Jones Makes Texas-sized Estate Claims

by Talk Business & Politics ([email protected]) 101 views 

Jerry Jones, the colorful North Little Rock native who owns the Dallas Cowboys football franchise, will presumably be made whole for $11 million he invested with M. David Howell Jr. in August, thanks to an irrevocable standby letter of credit issued by Bank of America in Los Angeles.

But a $5 million promissory note Jones received from Howell last April came with no such guarantee and will face the same fate as the other $65 million in claims that were filed against Howell’s estate by the Valentine’s Day deadline.

Howell, 54, who was born in Fayetteville and reared in Springdale, killed himself with an overdose of the painkiller hydrocodone in a Beverly Hills hotel room on Oct. 23. An investment scheme he masterminded had come crashing down the previous week, when investors holding worthless checks began complaining to the Arkansas Securities Department.
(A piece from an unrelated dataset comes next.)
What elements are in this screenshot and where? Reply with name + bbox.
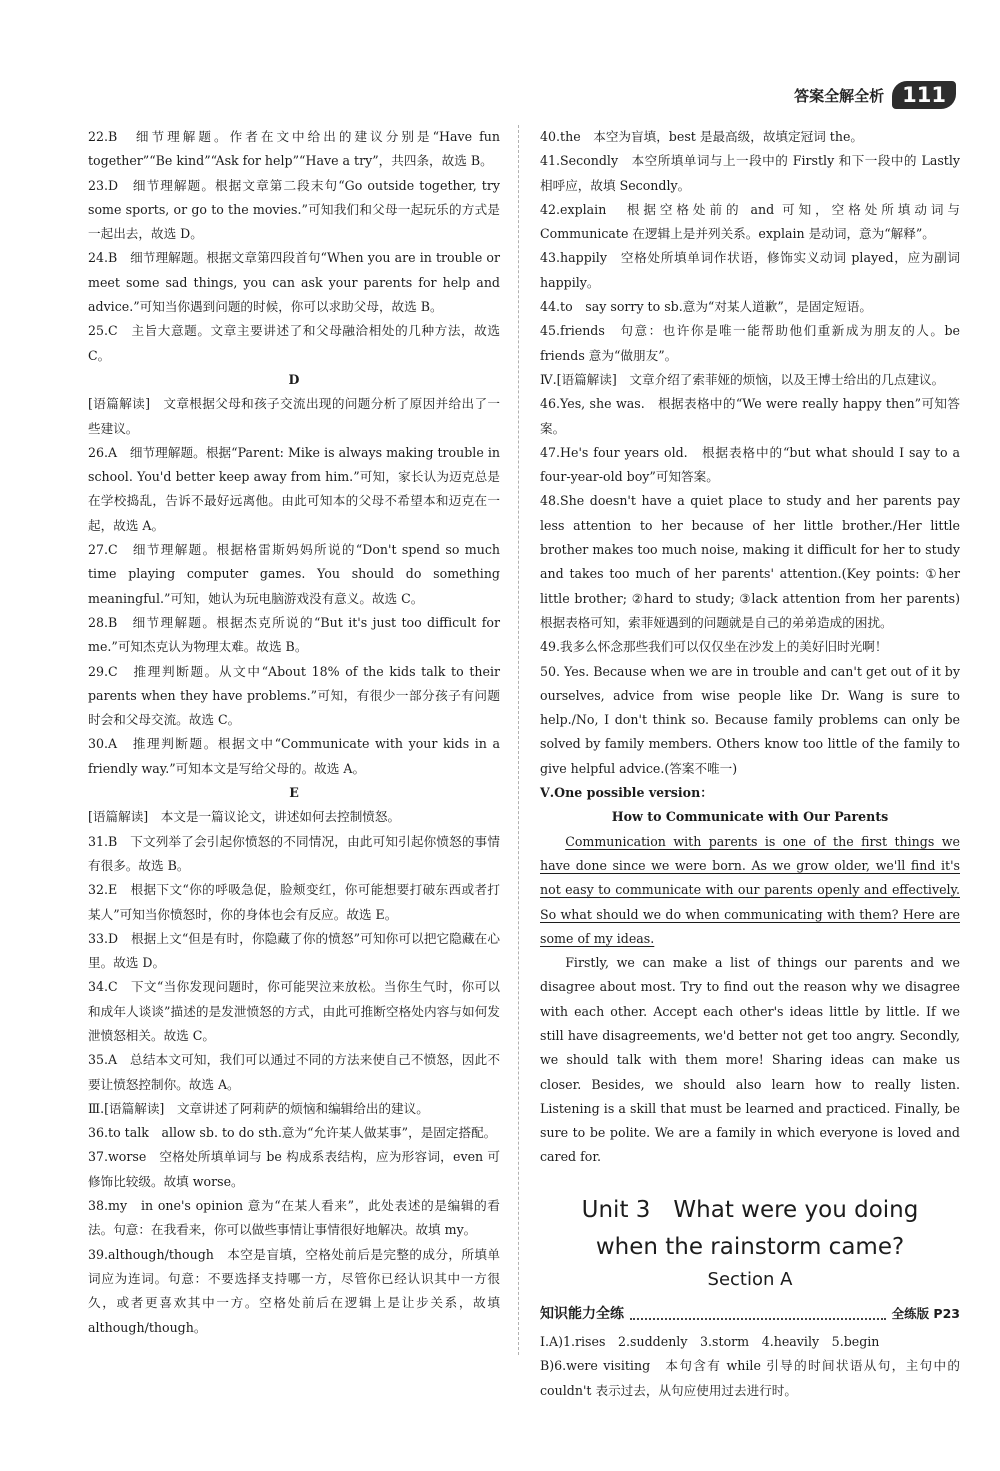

Other than an $11.99 million certificate of deposit that was pledged as security for Bank of America’s letter of credit, the estate’s assets seem meager compared with its unending stream of obligations.

Jones — properly Jerral W. — received a $5 million promissory note on April 1 that was cosigned by Little Rock investor M. David Howell and his sometime business associate, Hot Springs banker Richard T. Smith.

The note, executed in Little Rock and referencing Arkansas finance laws, carried an 8 percent annual interest rate, and the principal and interest were payable on Jan. 15.

As was frequently part of Howell’s M.O., Jones at some point received a check written on Howell’s account at Bank of America and postdated to the promissory note’s maturity date. But the amount of the check, $6.125 million, far exceeded the amount promised in the note and instead represented an annualized return of 30 percent on a nine-month investment.

The check, a photocopy of which was filed with Jones’ claim in Pulaski County Probate Court, shows that it was written on an individual account, not the Howell Family Revocable Trust Account that was the subject of the first lawsuit to emerge from the Howell investment scheme. During the first week of October, Bank of America honored almost $2.15 million worth of Howell’s checks, overdrawing the Howell family trust account by $1.9 million before refusing to honor additional checks that were presented for payment.

Jones has made no claim against Smith.

As Howell’s business plan spun out of control in the summer of 2002, he apparently returned to Jones for another infusion of cash. The second promissory note, executed in New York on Aug. 19, was for $11 million.

This second promissory note given to Jones was unique among the scores filed against Howell’s estate in that it was backed by “an unconditional, irrevocable letter of credit” from Bank of America in Los Angeles in the amount of $11.99 million — the principal plus a half-year’s worth of simple interest at the stated rate of 18 percent.

Howell’s second note to Jones was one of the few that referred to Howell as “borrower” rather than “maker.” More significantly, it specified exactly what Howell was to do with the money: “Borrower represents and warrants that the entire principal sum of $11,000,000 is being used by Borrower to fund investment transactions through Goldman Sachs and Company in New York City.”

The promissory note came due on Feb. 15, and Jones had until Feb. 21 to demand payment from Bank of America under the terms of the letter.

Bank of America is being represented in the Howell case by Judy Henry of the Wright Lindsey & Jennings firm in Little Rock. She declined any comment on the letter of credit, but a claim she filed against the Howell estate revealed that David Howell had purchased an $11.99 million certificate of deposit and pledged it as security for the letter of credit — an obligation Bank of America expects the probate court to honor.

The existence of a Howell asset worth nearly $12 million cleared up the mystery of how a man so deeply in debt was able to get the letter of credit — something banks don’t issue lightly.

“You and I couldn’t buy dinner on the amount of money banks have lost on letters of credit,” said an attorney who asked that his name not be used.